Tak terkecuali juga di dusun Lengkok Lendang maupun di desa Tembeng Putik, konflik antara dua kubu NW ini juga sempat terjadi. Di dusun Lengkok Lendang ada Panti Asuhan dan Lembaga Pondok Pesantren yang menjadi basis kekuatan jamaah NW. Madrasah dan Panti Asuhan tersebut memang dirintis oleh Maulanasyaikh sebagai inisiator pembangunan, akan tetapi penyelesaian pembangunan tetap secara swadaya dari amal jariah masyarakat. Setelah pecahnya NW, lembaga tersebut sempat terjadi konflik saling klaim akan berada di bawah NW Anjani ataukah NW Pancor. Akan tetapi para tokoh masyarakat dan tokoh agama yang berafiliasi ke NW baik Anjani maupun Pancor merasa tidak perlu dibawa-bawa dalam konflik tersebut, sehingga lembaga itu pun tetap menyematkan label NW.

Konflik yang lebih mengkhawatirkan justru terjadi dengan organisasi yang lain yaitu Yayasan Perguruan Al Mukhtariyah. Yayasan tersebut didirikan oleh TGH. Afifuddin Adnan yang merupakan anak angkat dari Maulanasyaikh dididik sejak kecil. Akan tetapi karena sempat terjadi tuduhan bahwa TGH. Afifuddin Adnan melakukan penyelewengan ketika masih di NW, beliau akhirnya dipecat dari NW, kemudian membangun Yayasan sendiri yang menurut penuturan beberapa tokoh bahwa yayasan tersebut direstui Maulanasyaikh. Beberapa tokoh NW di dusun Lengkok Lendang yang juga menjadi pengikut TGH. Afifuddin Adnan ikut juga keluar dari NW dan menjadi pengurus di Yayasan Al Mukhtariyah. Tokoh-tokoh tersebut merasa punya andil dalam pembangunan madrasah dan Panti Asuhan yang ada di Lengkok Lendang. Ketika Maulanasyaikh wafat mereka mencoba merebut lembaga-lembaga tersebut untuk berafiliasi ke Al Mukhtariyah. Konflik sesama warga dan tokoh masyarakat hampir berujung pecahnya hubungan sosial di masyarakat. Anak-anak dari tokoh NW yang kemudian beralih ke Al Mukhtariyah memindahkan juga anak-anak mereka ke sekolah-sekolah yang kemudian didirikan oleh pengurus Yasayan Al Mukhtariyah.

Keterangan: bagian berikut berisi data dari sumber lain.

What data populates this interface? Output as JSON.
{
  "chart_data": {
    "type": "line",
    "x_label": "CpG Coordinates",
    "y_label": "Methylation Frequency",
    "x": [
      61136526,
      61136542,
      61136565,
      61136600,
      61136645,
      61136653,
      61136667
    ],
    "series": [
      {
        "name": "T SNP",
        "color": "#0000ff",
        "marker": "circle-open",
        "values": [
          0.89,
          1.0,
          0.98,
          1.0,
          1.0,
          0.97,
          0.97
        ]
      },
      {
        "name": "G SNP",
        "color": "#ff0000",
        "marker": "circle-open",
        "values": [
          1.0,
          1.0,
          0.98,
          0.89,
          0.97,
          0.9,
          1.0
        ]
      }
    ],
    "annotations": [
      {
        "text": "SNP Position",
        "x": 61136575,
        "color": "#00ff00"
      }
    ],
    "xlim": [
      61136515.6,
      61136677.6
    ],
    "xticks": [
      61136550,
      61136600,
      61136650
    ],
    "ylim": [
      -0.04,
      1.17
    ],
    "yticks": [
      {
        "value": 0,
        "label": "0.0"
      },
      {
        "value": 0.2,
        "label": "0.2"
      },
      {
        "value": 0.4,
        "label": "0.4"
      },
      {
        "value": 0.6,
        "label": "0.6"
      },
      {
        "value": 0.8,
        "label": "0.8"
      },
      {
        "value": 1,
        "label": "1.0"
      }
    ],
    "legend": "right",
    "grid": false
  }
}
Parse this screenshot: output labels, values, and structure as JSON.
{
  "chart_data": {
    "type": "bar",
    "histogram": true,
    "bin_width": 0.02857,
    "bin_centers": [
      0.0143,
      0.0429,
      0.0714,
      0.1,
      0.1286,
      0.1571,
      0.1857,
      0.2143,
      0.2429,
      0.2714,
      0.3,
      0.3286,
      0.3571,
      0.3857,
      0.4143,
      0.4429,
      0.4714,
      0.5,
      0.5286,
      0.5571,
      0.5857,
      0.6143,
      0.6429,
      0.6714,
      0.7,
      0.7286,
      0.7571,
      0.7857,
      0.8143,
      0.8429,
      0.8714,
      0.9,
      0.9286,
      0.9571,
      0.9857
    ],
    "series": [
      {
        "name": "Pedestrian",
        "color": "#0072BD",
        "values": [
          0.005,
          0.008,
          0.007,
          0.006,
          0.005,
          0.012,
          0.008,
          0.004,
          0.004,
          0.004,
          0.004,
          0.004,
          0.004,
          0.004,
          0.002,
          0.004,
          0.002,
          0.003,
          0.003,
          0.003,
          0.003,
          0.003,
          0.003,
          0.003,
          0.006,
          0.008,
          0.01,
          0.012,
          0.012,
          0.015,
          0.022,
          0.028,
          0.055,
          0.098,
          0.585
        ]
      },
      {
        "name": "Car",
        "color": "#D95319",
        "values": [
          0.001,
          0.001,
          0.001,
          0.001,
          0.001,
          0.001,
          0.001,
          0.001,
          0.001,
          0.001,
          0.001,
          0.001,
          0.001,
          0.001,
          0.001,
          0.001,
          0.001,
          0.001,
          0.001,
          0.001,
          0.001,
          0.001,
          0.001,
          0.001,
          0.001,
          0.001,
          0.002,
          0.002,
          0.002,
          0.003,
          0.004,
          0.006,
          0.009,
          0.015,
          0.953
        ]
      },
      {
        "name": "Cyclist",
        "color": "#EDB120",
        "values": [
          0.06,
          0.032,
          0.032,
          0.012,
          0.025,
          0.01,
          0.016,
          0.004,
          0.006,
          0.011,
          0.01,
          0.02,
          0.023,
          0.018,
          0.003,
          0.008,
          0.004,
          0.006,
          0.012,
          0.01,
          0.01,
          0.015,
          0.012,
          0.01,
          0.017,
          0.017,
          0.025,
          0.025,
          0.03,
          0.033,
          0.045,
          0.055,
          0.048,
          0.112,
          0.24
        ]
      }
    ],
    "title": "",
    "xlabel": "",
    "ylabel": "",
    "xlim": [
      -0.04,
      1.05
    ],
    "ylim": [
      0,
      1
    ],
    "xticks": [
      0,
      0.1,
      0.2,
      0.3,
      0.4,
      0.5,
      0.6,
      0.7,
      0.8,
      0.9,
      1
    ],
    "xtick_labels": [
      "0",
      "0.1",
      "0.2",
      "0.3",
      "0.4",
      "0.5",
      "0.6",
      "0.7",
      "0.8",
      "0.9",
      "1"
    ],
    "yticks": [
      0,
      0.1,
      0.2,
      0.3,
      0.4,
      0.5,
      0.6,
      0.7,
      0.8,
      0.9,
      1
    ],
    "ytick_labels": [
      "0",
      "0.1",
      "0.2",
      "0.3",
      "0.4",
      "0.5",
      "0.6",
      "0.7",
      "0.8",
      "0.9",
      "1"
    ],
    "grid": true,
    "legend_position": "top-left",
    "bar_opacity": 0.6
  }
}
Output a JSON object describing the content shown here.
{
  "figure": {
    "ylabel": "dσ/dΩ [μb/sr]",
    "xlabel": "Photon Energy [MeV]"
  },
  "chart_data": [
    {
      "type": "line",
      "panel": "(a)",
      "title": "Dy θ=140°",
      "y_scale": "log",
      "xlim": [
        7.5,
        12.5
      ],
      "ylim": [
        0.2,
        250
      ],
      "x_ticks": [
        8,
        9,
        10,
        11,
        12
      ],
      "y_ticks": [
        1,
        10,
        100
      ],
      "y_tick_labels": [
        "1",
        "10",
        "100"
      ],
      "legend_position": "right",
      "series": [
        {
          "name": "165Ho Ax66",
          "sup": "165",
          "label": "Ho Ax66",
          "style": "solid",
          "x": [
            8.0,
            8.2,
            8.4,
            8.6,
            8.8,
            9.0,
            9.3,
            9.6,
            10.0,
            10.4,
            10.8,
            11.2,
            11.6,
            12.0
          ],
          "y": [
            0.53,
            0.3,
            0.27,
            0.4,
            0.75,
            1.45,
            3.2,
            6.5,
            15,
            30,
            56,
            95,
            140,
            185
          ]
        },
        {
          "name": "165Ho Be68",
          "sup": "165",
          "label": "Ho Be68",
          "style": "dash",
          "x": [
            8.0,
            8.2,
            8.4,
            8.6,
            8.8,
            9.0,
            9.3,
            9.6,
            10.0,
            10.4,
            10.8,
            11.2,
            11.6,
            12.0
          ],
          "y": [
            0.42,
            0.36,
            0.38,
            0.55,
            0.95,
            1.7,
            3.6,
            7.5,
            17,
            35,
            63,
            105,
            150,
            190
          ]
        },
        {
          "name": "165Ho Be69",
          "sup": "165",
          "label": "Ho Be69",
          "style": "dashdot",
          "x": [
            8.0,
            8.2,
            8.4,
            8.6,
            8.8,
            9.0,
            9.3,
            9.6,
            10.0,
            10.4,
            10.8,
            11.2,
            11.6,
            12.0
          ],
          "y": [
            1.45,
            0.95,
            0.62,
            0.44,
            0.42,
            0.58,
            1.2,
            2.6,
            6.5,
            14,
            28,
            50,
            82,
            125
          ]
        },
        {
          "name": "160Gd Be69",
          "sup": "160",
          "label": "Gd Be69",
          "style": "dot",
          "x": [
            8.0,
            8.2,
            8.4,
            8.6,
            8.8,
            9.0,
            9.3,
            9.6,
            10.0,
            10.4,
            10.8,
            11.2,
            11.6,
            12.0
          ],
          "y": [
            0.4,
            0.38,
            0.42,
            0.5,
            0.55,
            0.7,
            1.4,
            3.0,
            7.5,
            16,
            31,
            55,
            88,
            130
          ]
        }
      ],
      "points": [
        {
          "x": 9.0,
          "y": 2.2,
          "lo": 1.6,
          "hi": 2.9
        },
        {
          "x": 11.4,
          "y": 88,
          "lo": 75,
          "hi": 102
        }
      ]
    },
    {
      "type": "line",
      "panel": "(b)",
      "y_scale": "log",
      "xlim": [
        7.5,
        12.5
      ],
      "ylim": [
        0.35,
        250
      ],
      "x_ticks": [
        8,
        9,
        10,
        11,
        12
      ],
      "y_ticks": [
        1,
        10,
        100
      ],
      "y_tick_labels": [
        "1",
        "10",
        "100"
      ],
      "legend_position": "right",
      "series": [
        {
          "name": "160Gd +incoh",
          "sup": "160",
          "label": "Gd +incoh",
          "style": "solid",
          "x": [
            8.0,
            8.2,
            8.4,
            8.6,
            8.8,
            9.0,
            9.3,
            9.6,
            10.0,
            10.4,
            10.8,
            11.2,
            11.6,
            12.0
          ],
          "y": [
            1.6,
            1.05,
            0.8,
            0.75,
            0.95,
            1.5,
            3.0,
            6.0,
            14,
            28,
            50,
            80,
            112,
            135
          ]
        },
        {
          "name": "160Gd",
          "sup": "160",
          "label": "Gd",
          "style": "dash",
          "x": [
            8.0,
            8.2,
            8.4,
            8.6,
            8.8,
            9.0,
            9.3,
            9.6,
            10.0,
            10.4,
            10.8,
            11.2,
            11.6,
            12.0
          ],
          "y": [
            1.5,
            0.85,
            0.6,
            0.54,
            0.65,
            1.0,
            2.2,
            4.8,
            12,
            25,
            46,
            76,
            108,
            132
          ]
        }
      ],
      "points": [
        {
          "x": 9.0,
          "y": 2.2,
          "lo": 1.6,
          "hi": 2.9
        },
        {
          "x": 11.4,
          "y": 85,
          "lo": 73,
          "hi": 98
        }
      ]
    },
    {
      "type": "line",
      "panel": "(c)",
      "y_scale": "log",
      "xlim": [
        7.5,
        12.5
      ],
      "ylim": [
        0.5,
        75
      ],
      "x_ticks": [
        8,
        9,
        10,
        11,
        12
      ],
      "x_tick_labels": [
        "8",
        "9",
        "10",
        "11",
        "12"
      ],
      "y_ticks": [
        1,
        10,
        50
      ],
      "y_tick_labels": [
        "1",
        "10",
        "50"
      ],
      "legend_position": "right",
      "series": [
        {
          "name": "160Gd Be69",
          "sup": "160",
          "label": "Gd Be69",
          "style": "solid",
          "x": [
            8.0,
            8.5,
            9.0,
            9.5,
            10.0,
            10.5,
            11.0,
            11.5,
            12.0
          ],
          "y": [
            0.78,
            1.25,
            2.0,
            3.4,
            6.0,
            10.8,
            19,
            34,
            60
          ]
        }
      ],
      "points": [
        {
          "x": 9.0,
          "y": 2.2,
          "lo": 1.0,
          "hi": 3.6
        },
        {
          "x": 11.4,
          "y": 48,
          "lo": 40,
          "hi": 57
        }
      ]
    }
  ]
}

Ketegangan yang sempat terjadi ketika Panti Asuhan ingin diambil alih oleh para tokoh Al Mukhtariyah. Mekanisme ilmu magis yang dikuasai masing-masing tokoh kedua organisasi juga terjadi. Mereka saling serang dengan secara tidak nyata, tetapi melalui hal-hal magis. Misalnya penjaga Panti Asuhan yang di pihak NW tiba-tiba menemukan ular besar, atau tiba-tiba ada makhluk-makhluk gaib yang berseliweran. Tetapi hal-hal seperti itu bisa dipatahkan oleh tokoh-tokoh pihak NW, dari sana mulai marak pengijazahan doa-doa kaifiyat, atau wirid ilmu benteng untuk melindungi. Pimpinan NW sering turun pengajian lalu setelahnya biasanya diadakan pengijazahan doa bagi kader-kader NW yang tangguh agar bisa melindungi diri.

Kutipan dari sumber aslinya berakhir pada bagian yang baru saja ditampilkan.